This Article is From Dec 20, 2014

Desi Girls Date Online. But Coyly.

(Meenakshi Reddy Madhavan is the author of three books, with a fourth Before And Then After releasing in early 2015.)

A lot of my single friends are experimenting with online dating. Some of my friends in couples download Tinder "just to see" but I'm fairly sure that "just to see" is about the same as shopping for a new person when you're bored of your old one. What is there to see?

Scores of singles lined up for your choosing, with a flick you dismiss them, with a come-hither gesture you let them know of your interest. One friend had a brief period of luck with the app, meeting a man she thought was nice enough to date, but mostly, it's been dismissed to me as "everyone on the app is only looking for sex, ya."

There's also the dating website OK Cupid (which matches you based on common interests, and more importantly, is free), but in India, using it is very much like going to a dive bar. You stand a chance of being the only likely woman in the room and so "within a few seconds," says a friend who tried it, "my inbox was filled with weird messages." With such a scarcity of women, especially women who use online dating apps and might possibly be interested in you, OK Cupid's male users believe in spreading their net far and wide, whether or not their "match" percentage with you is only a measly 20 per cent.
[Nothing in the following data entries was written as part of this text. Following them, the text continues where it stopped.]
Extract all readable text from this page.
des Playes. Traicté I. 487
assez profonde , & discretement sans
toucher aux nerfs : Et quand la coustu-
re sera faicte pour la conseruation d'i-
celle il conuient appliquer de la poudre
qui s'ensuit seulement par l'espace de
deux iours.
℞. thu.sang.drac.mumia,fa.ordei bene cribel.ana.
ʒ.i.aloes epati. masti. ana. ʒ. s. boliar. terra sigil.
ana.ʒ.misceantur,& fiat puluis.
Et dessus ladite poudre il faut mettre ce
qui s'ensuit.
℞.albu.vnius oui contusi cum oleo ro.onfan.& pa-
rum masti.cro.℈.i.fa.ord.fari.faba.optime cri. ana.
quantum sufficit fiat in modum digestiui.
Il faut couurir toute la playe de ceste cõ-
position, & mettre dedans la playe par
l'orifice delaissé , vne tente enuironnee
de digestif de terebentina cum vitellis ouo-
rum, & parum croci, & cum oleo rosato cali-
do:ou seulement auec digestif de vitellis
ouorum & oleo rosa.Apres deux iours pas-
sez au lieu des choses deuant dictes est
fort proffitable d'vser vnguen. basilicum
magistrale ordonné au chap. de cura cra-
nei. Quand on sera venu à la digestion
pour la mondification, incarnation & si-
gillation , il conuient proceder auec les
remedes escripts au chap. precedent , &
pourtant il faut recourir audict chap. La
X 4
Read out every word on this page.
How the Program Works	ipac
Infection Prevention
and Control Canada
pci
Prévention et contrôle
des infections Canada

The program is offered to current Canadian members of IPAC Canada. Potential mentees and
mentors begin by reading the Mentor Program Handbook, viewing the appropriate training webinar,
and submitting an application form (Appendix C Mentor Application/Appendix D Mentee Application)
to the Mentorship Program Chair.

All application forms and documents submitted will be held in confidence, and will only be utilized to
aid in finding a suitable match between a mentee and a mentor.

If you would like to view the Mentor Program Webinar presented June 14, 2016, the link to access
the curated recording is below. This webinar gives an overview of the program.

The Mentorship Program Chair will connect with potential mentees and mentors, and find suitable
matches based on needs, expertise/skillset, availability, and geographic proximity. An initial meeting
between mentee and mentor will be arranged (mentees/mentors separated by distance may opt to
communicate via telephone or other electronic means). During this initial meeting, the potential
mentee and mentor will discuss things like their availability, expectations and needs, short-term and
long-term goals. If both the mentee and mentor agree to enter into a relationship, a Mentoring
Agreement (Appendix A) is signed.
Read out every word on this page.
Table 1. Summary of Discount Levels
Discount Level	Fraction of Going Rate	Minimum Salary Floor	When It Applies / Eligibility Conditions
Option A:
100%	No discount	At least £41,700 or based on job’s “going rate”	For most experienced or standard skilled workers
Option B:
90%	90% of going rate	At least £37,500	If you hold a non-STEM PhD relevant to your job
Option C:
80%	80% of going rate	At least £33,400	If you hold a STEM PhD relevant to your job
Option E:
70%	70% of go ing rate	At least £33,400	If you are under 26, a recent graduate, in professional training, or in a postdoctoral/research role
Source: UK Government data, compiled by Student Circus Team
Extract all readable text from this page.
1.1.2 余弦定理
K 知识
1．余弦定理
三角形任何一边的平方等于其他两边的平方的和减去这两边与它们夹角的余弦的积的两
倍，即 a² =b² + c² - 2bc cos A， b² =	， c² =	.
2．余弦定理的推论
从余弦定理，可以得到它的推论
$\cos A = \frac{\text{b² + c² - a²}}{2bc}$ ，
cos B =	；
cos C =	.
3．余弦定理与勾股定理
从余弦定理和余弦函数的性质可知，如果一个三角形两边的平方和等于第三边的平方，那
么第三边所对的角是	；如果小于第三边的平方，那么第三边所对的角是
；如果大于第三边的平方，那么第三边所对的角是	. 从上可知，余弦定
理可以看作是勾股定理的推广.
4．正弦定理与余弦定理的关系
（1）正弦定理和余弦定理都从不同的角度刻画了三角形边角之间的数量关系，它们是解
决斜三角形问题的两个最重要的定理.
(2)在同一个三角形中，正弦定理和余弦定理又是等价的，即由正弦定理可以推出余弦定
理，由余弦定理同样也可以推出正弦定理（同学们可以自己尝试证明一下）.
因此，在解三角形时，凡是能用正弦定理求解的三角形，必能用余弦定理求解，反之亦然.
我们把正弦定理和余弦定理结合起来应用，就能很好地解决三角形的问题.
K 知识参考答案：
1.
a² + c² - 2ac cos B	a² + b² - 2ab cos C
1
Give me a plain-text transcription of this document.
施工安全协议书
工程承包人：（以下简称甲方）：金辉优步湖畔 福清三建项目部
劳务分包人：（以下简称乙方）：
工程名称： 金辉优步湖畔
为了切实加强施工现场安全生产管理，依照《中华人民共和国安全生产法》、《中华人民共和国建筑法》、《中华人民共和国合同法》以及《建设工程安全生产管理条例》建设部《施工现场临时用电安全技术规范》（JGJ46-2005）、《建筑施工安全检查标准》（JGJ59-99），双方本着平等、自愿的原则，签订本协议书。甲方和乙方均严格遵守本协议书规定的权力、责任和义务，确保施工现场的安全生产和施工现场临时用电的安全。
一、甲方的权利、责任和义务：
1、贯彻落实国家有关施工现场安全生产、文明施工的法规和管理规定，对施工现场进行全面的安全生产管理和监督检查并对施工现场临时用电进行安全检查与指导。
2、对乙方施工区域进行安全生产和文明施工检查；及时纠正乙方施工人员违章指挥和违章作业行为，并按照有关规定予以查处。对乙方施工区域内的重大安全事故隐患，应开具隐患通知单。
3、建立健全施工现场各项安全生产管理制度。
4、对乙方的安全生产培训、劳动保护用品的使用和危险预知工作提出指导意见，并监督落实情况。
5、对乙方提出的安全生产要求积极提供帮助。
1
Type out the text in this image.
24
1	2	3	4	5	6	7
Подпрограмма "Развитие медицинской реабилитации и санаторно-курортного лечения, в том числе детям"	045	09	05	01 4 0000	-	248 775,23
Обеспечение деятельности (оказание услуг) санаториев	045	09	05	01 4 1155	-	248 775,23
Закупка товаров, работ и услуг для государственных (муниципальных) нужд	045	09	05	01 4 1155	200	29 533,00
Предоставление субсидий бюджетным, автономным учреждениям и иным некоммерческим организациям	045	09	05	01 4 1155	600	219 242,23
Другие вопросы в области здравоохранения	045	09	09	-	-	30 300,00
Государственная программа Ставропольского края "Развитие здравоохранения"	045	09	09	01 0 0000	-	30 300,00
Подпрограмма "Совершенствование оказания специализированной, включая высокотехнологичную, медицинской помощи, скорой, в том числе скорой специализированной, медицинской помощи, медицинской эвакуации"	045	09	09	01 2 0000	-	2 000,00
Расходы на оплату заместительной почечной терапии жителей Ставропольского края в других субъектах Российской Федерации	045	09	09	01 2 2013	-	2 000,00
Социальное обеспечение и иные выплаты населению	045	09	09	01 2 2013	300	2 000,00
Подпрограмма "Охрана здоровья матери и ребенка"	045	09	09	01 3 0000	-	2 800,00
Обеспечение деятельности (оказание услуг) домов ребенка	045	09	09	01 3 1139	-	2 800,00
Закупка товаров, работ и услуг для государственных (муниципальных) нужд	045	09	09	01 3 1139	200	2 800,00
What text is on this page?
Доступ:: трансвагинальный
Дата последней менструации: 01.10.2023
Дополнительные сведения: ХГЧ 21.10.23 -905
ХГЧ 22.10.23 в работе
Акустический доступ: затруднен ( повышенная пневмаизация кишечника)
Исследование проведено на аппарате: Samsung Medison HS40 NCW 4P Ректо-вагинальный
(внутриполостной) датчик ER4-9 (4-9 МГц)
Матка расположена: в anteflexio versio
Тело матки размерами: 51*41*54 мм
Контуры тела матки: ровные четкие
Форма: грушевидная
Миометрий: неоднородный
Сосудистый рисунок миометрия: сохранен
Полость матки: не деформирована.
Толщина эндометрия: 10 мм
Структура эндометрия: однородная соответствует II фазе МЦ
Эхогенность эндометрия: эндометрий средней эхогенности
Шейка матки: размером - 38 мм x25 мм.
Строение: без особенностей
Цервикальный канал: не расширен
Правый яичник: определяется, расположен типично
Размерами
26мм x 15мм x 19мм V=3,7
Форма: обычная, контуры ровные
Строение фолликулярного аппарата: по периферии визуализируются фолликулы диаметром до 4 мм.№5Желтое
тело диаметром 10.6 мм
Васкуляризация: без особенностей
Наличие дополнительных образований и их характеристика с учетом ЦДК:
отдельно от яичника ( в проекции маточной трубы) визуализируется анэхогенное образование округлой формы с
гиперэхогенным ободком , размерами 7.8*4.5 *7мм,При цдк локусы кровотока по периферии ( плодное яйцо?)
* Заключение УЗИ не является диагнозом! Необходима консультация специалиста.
The "only looking for sex" aspect of Tinder should not be a surprise to people who have used the app longer than us. It is popularly the "hook up" app, the straight version of "Grindr", which has enjoyed popularity in India in an underground way, the assumption being that gay men are more upfront about what they want.

But with online dating, Indian women have to acknowledge their biggest juxtapositions: women who want sex but who also want marriage and babies and the whole hog. Too often, my friends say to me, "I don't want sex, I want to date someone." Sex isn't dating. Dating isn't sex. Once they get married, their sex lives might peter off, the twice-a-week might become twice-a-month, if they're lucky, but that's not what marriage is for. Marriage is for having the home together, taking holidays together, going to a large family wedding and watching your spouse fit in. When Indian women date, we're usually just auditioning for that role.

What chance does Tinder have when even on a first date, we can dismiss a man (these are all real reasons people have given me) for a) not having the right accent; b) being a vegetarian; c) not wearing the right kind of shirt or d) not ready to be exclusive. ("On the first date?" I exclaim, "Do you want to be exclusive on the first date?")

I came of age before Tinder. We all did-whoever's using Tinder now wasn't born to it-but I do remember that pre-dating apps, there was an IRL (in real life) method to it, and it was called "speed dating." I attended one such event as a journalist to cover it for my newspaper, and it struck me as the least successful way to date ever. Basically, much like the Tinder app, you were meant to meet each person for two minutes, and if you liked them, you'd check the box next to their name. If two people checked off each other, they'd be contacted and told they had a match. "I've checked off everyone," said one male participant, running from table to table in excitement, "Who knows who'll check me off, I don't want to miss them," This is basically the mentality of most people trying online dating in India.

My friends who use Tinder now aren't usually people who have grown up with dating. They used the Internet for other-more conventional-things. This is all new, uncharted territory for a lot of them, and so they fumble. There's the whole shame thing, which no one really likes to acknowledge, but it's there, usually in your mother's voice or your grandmother's, depending on how big a family you live with, going, "Looking for a boy on the internet! Just take out an ad in a newspaper, why don't you?"

For that reason, any of the people I know who have been successful with internet dating, never mention they met online. It's far too embarrassing, they think. There's the whole society thing: if I meet a boy I swiped right on, will he think I'm too eager? Will he think I'm a slut? And so, no matter how excited you are about the date, you play it down, letting the man shower you with attention if he must, and if he doesn't, you dismiss it, "I guess he wasn't that into me anyway."

No, there should be a guide for Tinder, a way to navigate it for people like us: trying to be modern but secretly, inside our heads, super traditional. Expats who live in India use it, and are baffled by the whole new set of rules they have to follow once they swipe right. "Everyone" knows Tinder is a hook-up app, and yet, "everyone" can't stop hoping for a happy ending.

Meanwhile, I can't stop thinking of the gay couple I met last year, an older man in his fifties, with a younger man, in his twenties, both perfectly content in each other's company, the younger man curled into the nook of the older man's arm. "Where'd you two meet?" I asked and they looked at each other and smiled and said, "Grindr."